Screenwriter wonders: Could this be done by a good hacker in real life? - newbee40

I'm a screenwriter with a lead character that is a hacker...
He needs to get 100 boxes of protools audio software that "fell off the back of a truck" to not be identified as stolen when he goes to re-sell them as new.<p>Could he create new authentication numbers for them and get protools to accept them?<p>Or any other way to tackle his need...<p>Thoughts, help, ideas.<p>Thanks!
======
logn
It's common to find serial number generators posted online. I just googled
"protools serials" and found one. The algorithms to generate them are reverse
engineered and published. That's not a very sexy hack but for a dude selling
software "fallen off a truck" is how they would do it. However, protools uses
a dongle system now (a hard USB key) so I'm not sure that would work, but the
serial gen method would apply for other audio products.

But I question the premise here. A box of protools already has the serial to
activate it. Do you know they track the boxes and can label them as stolen?
The cost to protools to make an individual box of software is probably less
than a dollar.

------
rex_gsd
If he could somehow work out the algorithm that the serial numbers follow.

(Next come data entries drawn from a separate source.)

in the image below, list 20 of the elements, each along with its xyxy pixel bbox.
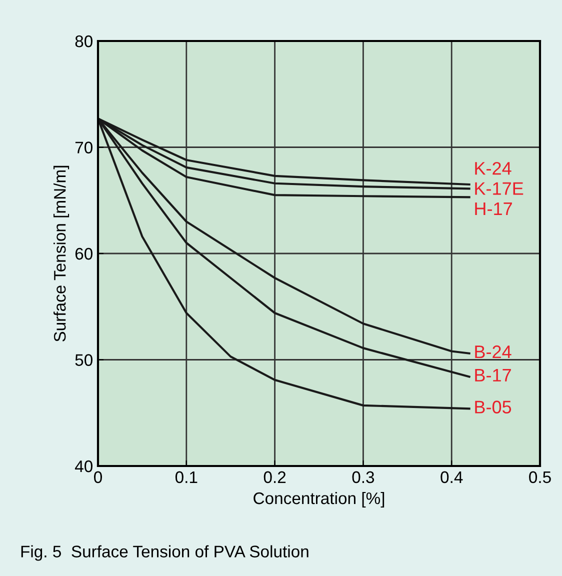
x-tick-label: 0.5 — [529, 471, 551, 484]
series-label: B-24 — [475, 345, 512, 358]
y-tick-label: 50 — [75, 354, 92, 366]
y-tick-label: 70 — [75, 142, 92, 154]
y-tick-label: 40 — [74, 460, 92, 472]
x-tick-label: 0.4 — [440, 471, 463, 484]
series-label: H-17 — [475, 202, 512, 215]
series-label: K-17E — [475, 182, 524, 195]
series-label: B-17 — [475, 368, 511, 382]
x-tick-label: 0.3 — [352, 471, 374, 484]
x-axis-title: Concentration [%] — [254, 492, 384, 508]
x-tick-label: 0.1 — [175, 471, 198, 484]
caption: Fig. 5 Surface Tension of PVA Solution — [21, 545, 308, 561]
y-axis-title: Surface Tension [mN/m] — [54, 166, 70, 342]
y-tick-label: 60 — [75, 248, 92, 260]
series-label: K-24 — [475, 162, 512, 175]
x-tick-label: 0.2 — [264, 471, 286, 484]
series-label: B-05 — [475, 400, 512, 414]
y-tick-label: 80 — [75, 35, 92, 48]
x-tick-label: 0 — [94, 471, 102, 484]
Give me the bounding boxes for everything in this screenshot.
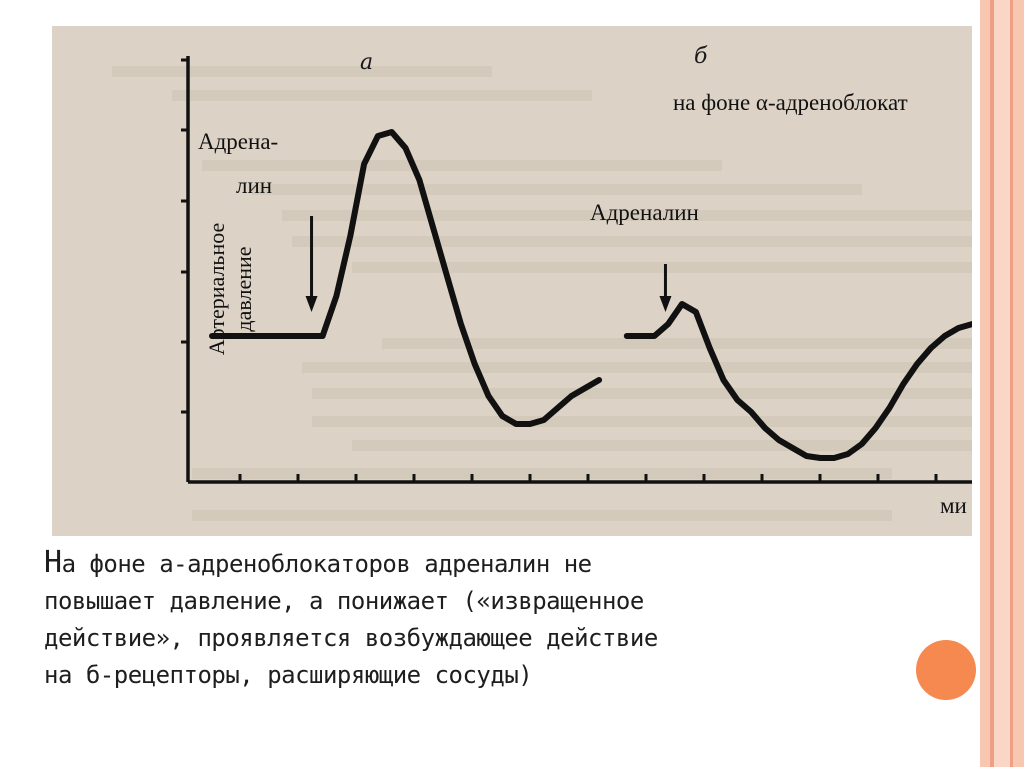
decor-stripe-5 [1013,0,1024,767]
background-text-band [352,440,972,451]
background-text-band [192,468,892,479]
decor-stripe-1 [980,0,990,767]
blood-pressure-chart [112,56,972,521]
panel-a-letter: а [360,50,374,75]
background-text-band [252,184,862,195]
panel-b-subtitle: на фоне α-адреноблокат [673,90,908,115]
background-text-band [352,262,972,273]
background-text-band [202,160,722,171]
caption-line: На фоне а-адреноблокаторов адреналин не [44,544,924,583]
decor-stripe-4 [1010,0,1013,767]
caption-line: действие», проявляется возбуждающее дейс… [44,620,924,657]
y-axis-label-line: Артериальное [204,222,229,356]
background-text-band [282,210,972,221]
caption-line-text: действие», проявляется возбуждающее дейс… [44,624,658,652]
caption-line: на б-рецепторы, расширяющие сосуды) [44,657,924,694]
background-text-band [312,388,972,399]
background-text-band [292,236,972,247]
series-line-panel-a [209,129,603,427]
background-text-band [112,66,492,77]
decor-stripe-3 [994,0,1010,767]
background-text-band [302,362,972,373]
chart-scan: Артериальное давление а б на фоне α-адре… [52,26,972,536]
x-axis-unit: ми [940,493,967,518]
slide-caption: На фоне а-адреноблокаторов адреналин не … [44,544,924,694]
injection-arrow-head [659,296,672,312]
annotation-a-line: Адрена- [198,129,279,154]
y-axis-label-line: давление [231,246,256,332]
injection-arrow-head [305,296,318,312]
decor-stripe-2 [990,0,994,767]
accent-circle [916,640,976,700]
series-line-panel-b [623,301,972,461]
caption-line-text: а фоне а-адреноблокаторов адреналин не [61,550,593,578]
background-text-band [382,338,972,349]
background-text-band [312,416,972,427]
annotation-b-label: Адреналин [590,200,699,225]
caption-line: повышает давление, а понижает («извращен… [44,583,924,620]
annotation-a-line: лин [236,173,273,198]
caption-initial: Н [44,545,62,580]
background-text-band [172,90,592,101]
background-text-band [192,510,892,521]
caption-line-text: на б-рецепторы, расширяющие сосуды) [44,661,533,689]
y-axis-label: Артериальное давление [203,169,257,409]
caption-line-text: повышает давление, а понижает («извращен… [44,587,644,615]
panel-b-letter: б [694,44,708,69]
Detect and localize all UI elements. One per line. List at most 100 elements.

The software or server only knows that a serial number is correct by either :

1) It matches an algorithm Ie, if your algorithm was 'all even numbers' are
correct serials, then if your boxes had the numbers 100, 102, 104 then it may
be obvious that 106 would be a correct serial number.

2) The software connects to the software creators server to verify a random
serial number on the box is stored in their database and hasn't been activated
before. To get around this, you could either hack the server and copy their
database or intercept the response from the server to the application and
emulate this response that indicates 'yes this is a valid serial'.

Though I think your character would sound cooler if he did #1 :)

------
redspark
Super basic - Would fool a high percentage of the audience.

He could hack the software to call home to his own server, rather than the
protools server.

------
dear
Boxes of software? Software are downloaded. Dinosaurs come in boxes.